The Buddha, who was skilled at presenting his message in ways that people could hear it, also offers the inverse of seeing every being as a kind parent from a previous life:

Even as a mother protects with her life
her child, her only child,
so with a boundless heart
should one cherish all living beings:

Radiating kindness over the entire world
spreading upwards to the skies
and downward to the depths,
outwards and unbounded,
freed from hatred and ill will.

See all beings, even your parents, as your children. Happy Mother's Day.


Saturday, May 3, 2014

What are you expecting?

For many years, I thought the best way to get through life was to be prepared for the worst. Going into a situation, I'd envision the worst thing that could happen and how I would deal with it. I would be ready -- even if it rarely, if ever, came to that.

The problem with that, of course, is that you walk into every situation defended, tensed, ready for battle. That leaves you unprepared to see the best thing that could happen. If you walk into an unfamiliar room full of people you've never met in a configuration you've never seen prepared to be ignored and out-of-place, you give off that energy, almost guaranteeing that will happen.

One of the gifts of Buddhist practice is learning to trust that you can work with whatever happens, best or worst or somewhere in-between. In fact, best and worst are just labels. Life just is.

That's more advanced practice. The first step is figure out what your view is -- what is the undercurrent to the attitude you bring to the day? What are the words beneath the words you speak to yourself? When you know that, you can -- if you choose -- play with shifting that.

"At some point, we need to stop identifying with our weaknesses and shift our allegiance to our basic goodness. It’s highly beneficial to understand that our limitations are not absolute and monolithic, but relative and removable. The wisdom of buddha nature is available to us at any time."
Pema Chodron
The Women in Buddhism Group at the Interdependence Project will be exploring Right View at its May 17 meeting. What is your view?

Thursday, May 1, 2014

Forgive everyone everything, starting today

Human Journey, an initiative of Desmond Tutu, is challenging us to use the month of May to ingrain our forgiveness practice.

The Forgiveness Challenge is based on the idea that forgiving can bring peace and love to your life -- and therefore to the world. "With each act of forgiveness, whether small or great, we move toward wholeness" - Desmond and Mpho Tutu (his daughter) write in The Book of Forgiving.

In Buddhist terms, forgiveness is about letting go -- of resentment, of anger, of the belief that we can control other's actions, of the small, finite, damaged self who is acted upon, of the evil Other who acts. It's a way of extending lovingkindness and compassion, of seeing that we're all human and that hurtful actions are carried out by hurt people.

While we don't condone harmful actions, we recognize that those who carry them out have a confused and deluded view.
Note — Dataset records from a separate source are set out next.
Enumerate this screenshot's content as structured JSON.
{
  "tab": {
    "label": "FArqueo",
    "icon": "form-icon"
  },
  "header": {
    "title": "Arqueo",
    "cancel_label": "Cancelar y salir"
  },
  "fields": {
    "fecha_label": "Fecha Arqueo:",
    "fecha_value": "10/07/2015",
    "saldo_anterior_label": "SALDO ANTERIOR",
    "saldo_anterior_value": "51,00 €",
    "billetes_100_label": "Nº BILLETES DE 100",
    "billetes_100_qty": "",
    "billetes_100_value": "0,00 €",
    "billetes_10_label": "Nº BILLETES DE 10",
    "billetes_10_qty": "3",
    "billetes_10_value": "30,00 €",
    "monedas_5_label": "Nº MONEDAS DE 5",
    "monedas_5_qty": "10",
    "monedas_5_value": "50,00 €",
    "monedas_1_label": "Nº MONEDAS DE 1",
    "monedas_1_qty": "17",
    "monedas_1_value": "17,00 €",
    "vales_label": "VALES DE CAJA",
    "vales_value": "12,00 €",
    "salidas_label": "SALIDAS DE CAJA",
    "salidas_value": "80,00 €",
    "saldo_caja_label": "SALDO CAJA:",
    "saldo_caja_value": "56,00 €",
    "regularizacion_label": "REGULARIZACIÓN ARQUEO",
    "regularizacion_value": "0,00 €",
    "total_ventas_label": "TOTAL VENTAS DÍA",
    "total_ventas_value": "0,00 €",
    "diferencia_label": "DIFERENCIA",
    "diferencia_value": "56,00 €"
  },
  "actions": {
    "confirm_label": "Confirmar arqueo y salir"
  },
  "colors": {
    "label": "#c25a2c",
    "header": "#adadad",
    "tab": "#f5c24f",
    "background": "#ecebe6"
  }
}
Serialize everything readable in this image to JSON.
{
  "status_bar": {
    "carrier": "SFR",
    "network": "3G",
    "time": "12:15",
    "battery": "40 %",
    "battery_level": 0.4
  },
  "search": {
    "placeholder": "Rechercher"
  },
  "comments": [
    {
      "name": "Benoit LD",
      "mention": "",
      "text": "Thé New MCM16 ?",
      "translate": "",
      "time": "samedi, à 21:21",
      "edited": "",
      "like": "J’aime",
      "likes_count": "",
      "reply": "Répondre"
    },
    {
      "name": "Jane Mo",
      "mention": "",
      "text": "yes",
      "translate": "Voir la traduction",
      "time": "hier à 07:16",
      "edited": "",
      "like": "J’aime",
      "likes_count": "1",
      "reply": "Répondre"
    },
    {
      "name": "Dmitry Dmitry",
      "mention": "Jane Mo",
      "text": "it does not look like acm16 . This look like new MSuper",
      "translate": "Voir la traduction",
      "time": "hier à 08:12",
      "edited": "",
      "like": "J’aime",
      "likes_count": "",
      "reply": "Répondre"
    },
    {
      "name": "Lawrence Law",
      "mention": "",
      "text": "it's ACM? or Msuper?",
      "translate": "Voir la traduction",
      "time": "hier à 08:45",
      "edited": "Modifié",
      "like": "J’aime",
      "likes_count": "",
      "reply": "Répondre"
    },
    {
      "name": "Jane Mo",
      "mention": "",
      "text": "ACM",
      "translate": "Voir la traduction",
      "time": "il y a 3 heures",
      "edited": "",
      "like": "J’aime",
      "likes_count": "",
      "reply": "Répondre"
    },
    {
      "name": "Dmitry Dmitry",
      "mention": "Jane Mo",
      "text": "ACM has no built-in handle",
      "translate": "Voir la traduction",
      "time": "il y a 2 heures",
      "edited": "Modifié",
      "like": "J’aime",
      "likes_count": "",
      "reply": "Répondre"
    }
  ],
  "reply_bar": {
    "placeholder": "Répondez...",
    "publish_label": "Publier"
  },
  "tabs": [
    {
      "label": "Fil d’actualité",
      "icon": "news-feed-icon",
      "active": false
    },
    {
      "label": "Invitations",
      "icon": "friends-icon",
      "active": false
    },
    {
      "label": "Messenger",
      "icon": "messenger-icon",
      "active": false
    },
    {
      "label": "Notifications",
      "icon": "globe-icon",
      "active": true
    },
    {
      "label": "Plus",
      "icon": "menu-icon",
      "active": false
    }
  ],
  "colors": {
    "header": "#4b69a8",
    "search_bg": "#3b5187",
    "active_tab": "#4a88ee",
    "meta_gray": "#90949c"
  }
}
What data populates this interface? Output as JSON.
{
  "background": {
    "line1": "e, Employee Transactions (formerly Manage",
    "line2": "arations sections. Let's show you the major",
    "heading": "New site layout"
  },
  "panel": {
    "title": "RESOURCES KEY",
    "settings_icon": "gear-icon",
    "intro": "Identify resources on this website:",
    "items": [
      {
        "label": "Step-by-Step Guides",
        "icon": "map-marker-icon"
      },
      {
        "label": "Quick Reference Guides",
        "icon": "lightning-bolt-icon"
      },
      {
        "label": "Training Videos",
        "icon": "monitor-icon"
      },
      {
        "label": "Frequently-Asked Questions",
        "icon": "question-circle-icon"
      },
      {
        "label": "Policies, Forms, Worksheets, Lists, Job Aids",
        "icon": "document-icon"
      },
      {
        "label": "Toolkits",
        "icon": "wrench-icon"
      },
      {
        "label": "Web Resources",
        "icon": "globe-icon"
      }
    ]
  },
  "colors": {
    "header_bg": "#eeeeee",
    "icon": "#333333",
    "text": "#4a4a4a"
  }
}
We can never know all the causes and conditions that make people do things, but we can know that even when their actions are aimed at us, they arise from another person's thoughts.

As we do with lovingkindness, we extend forgiveness to ourselves. At first this may feel strange -- but over time, as with lovingkindness, it becomes liberating. We're no longer holding onto a picture of ourselves as the person who blurts out the wrong thing or is mean or angry or selfish. Because we are human and confused, we do those things. Because we are human and confused, we forgive ourselves -- letting go of the fixed, solid, rigid sense of self that says "I always ..." and opening up to the possibility that we can do it differently.

We accept all parts of ourselves, even the ones we've hidden in the basement. And we accept that we are not condemned to repeat those mistakes -- we can behave more wisely.

Who can you forgive today? Can it be yourself?